Skandal Suap HGB Senilai Ratusan Miliar Seret Pejabat ATR/BPN hingga Presiden Direktur Summarecon
JAKARTA - Penyidik Komisi Pemberantasan Korupsi (KPK) membongkar dugaan skandal korupsi besar terkait pengurusan Hak Guna Bangunan (HGB) yang melibatkan pejabat Kementerian Agraria dan Tata Ruang/Badan Pertanahan Nasional (ATR/BPN) serta raksasa properti PT Summarecon Agung Tbk.
Lewat operasi tangkap tangan (OTT), tim penyidik berhasil menyita barang bukti fantastis berupa 20 koper dan tas kardus berisi uang tunai rupiah serta valuta asing senilai ratusan miliar rupiah. Seluruh barang bukti tersebut ditemukan langsung di kediaman mantan Bupati Kebumen, Arif Sugiyanto, di perumahan CitraGran, Cibubur.
Pemeriksaan awal mengungkap skema sistematis praktik perdagangan kewenangan negara.
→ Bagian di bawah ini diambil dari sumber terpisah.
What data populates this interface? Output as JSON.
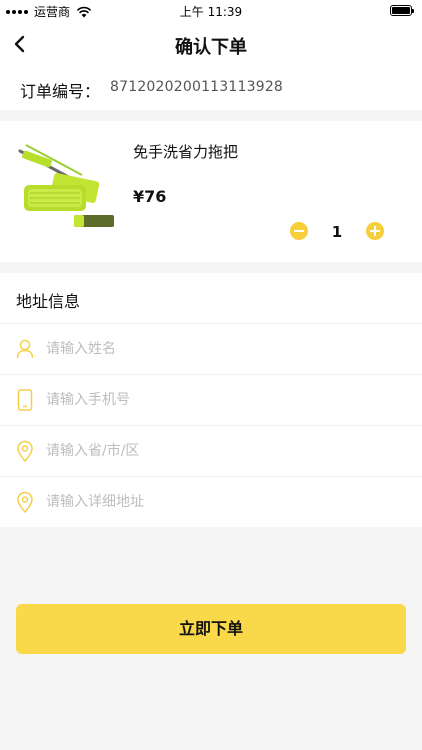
{
  "status_bar": {
    "carrier": "运营商",
    "time": "上午 11:39"
  },
  "nav": {
    "title": "确认下单",
    "back_icon": "chevron-left-icon"
  },
  "order": {
    "label": "订单编号：",
    "number": "8712020200113113928"
  },
  "product": {
    "name": "免手洗省力拖把",
    "price": "¥76",
    "quantity": "1",
    "image": "mop-image"
  },
  "address": {
    "title": "地址信息",
    "fields": [
      {
        "placeholder": "请输入姓名",
        "icon": "person-icon"
      },
      {
        "placeholder": "请输入手机号",
        "icon": "phone-icon"
      },
      {
        "placeholder": "请输入省/市/区",
        "icon": "location-pin-icon"
      },
      {
        "placeholder": "请输入详细地址",
        "icon": "location-pin-icon"
      }
    ]
  },
  "submit": {
    "label": "立即下单"
  },
  "colors": {
    "accent": "#f9d849",
    "icon_yellow": "#f7cf3a"
  }
}
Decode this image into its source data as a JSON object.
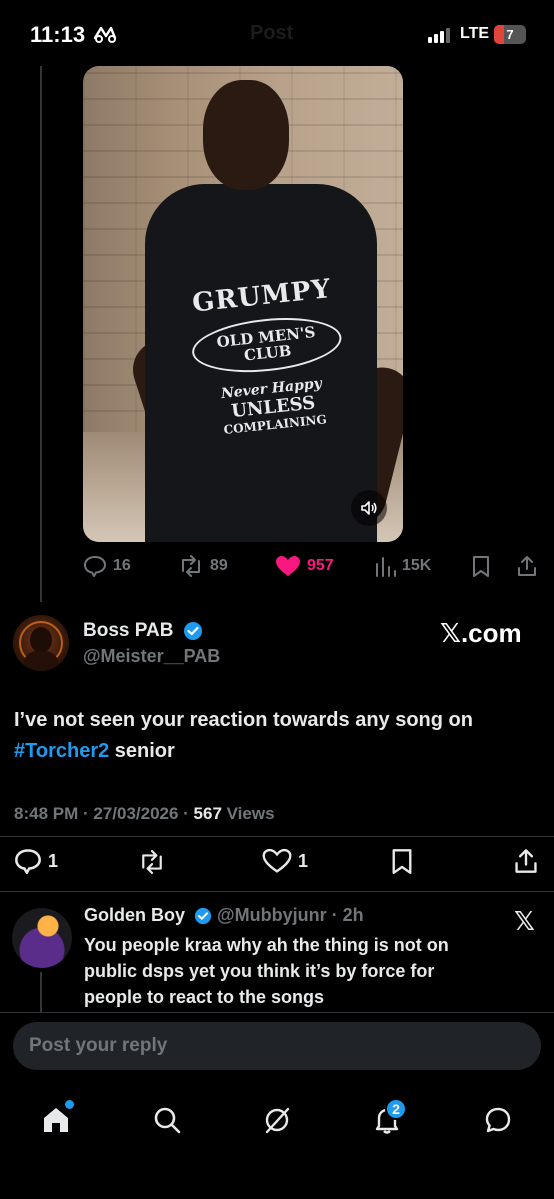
{
  "status_bar": {
    "time": "11:13",
    "network": "LTE",
    "battery": "7",
    "faded_title": "Post"
  },
  "video": {
    "shirt_lines": [
      "GRUMPY",
      "OLD MEN'S CLUB",
      "Never Happy",
      "UNLESS",
      "COMPLAINING"
    ],
    "sound_icon": "speaker-icon"
  },
  "video_actions": {
    "replies": "16",
    "reposts": "89",
    "likes": "957",
    "views": "15K"
  },
  "post": {
    "author_name": "Boss PAB",
    "author_handle": "@Meister__PAB",
    "brand": "𝕏.com",
    "text_before": "I’ve not seen your reaction towards any song on ",
    "hashtag": "#Torcher2",
    "text_after": " senior",
    "timestamp": "8:48 PM · 27/03/2026 · ",
    "views_count": "567",
    "views_label": " Views",
    "replies": "1",
    "likes": "1"
  },
  "reply": {
    "author_name": "Golden Boy",
    "author_handle": "@Mubbyjunr",
    "time": " · 2h",
    "text": "You people kraa why ah the thing is not on public dsps yet you think it’s by force for people to react to the songs"
  },
  "composer": {
    "placeholder": "Post your reply"
  },
  "tabbar": {
    "notifications_badge": "2"
  },
  "colors": {
    "accent": "#1d9bf0",
    "like": "#f91880",
    "muted": "#71767b",
    "background": "#000000"
  }
}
Arif Sugiyanto diduga kuat bertindak sebagai perantara utama yang menghubungkan pihak PT Summarecon Agung Tbk dengan Menteri ATR/BPN Nusron Wahid.
Di saat yang sama, politikus Partai Golkar Fahd A Rafiq disinyalir memegang peran vital sebagai pengumpul dana suap dari berbagai pihak sebelum dialirkan ke tangan Arif. Menariknya, saat diinterogasi dalam operasi senyap tersebut, Arif memberikan pengakuan mengejutkan bahwa tumpukan uang ratusan miliar di rumahnya itu sejatinya milik Nusron Wahid.
Pihak Kementerian ATR/BPN sendiri masih memilih bungkam dan belum menyampaikan bantahan resmi terkait tudingan yang mengarah ke pimpinan tertinggi mereka. Humas Kementerian ATR/BPN, Karina, hanya meminta masyarakat serta awak media bersabar menunggu rilis resmi resmi dari institusinya.
Sejauh ini, KPK telah mengamankan 17 orang untuk menjalani proses hukum mendalam, termasuk Direktur Jenderal Pengendalian dan Penertiban Tanah dan Ruang serta Presiden Direktur PT Summarecon Agung Tbk, Adrianto Pitojo Adhi.
Setelah pemeriksaan awal, KPK menetapkan 8 tersangka perkara dugaan suap ini. Dijelaskan oleh Plt Direktur Penyidikan KPK Achmad Taufik Husein dalam konferensi pers di gedung KPK, Jakarta Selatan, Selasa (15/9/2026), berikut daftar delapan tersangka dalam kasus tersebut:
1. Lampri (LMP) selaku Dirjen Pengendalian dan Penertiban Tanah dan Ruang ATR/BPN
2. Sontang Coin Manurung (SON) selaku Kepala Kantor Pertanahan Kabupaten Bogor I
3. Adrianto Pitojo Adi (ADR) selaku Direktur Utama (Dirut) Summarecon
4. Arif Sugiyanto (ARF) selaku pihak swasta yang diduga orang kepercayaan Menteri ATR/BPN Nusron Wahid
5. Fahd El Fouz atau Fahd A Rafiq (FEZ) selaku pihak swasta yang diduga orang kepercayaan Menteri ATR/BPN Nusron Wahid
6. Rizal Pahlevi (LEV) selaku pihak swasta
7. Erwin (ERW) selaku pihak swasta yang diduga orang kepercayaan Menteri ATR/BPN Nusron Wahid
8. Muhammad Fakhry (MF) selaku pihak swasta yang diduga orang kepercayaan Menteri ATR/BPN Nusron Wahid.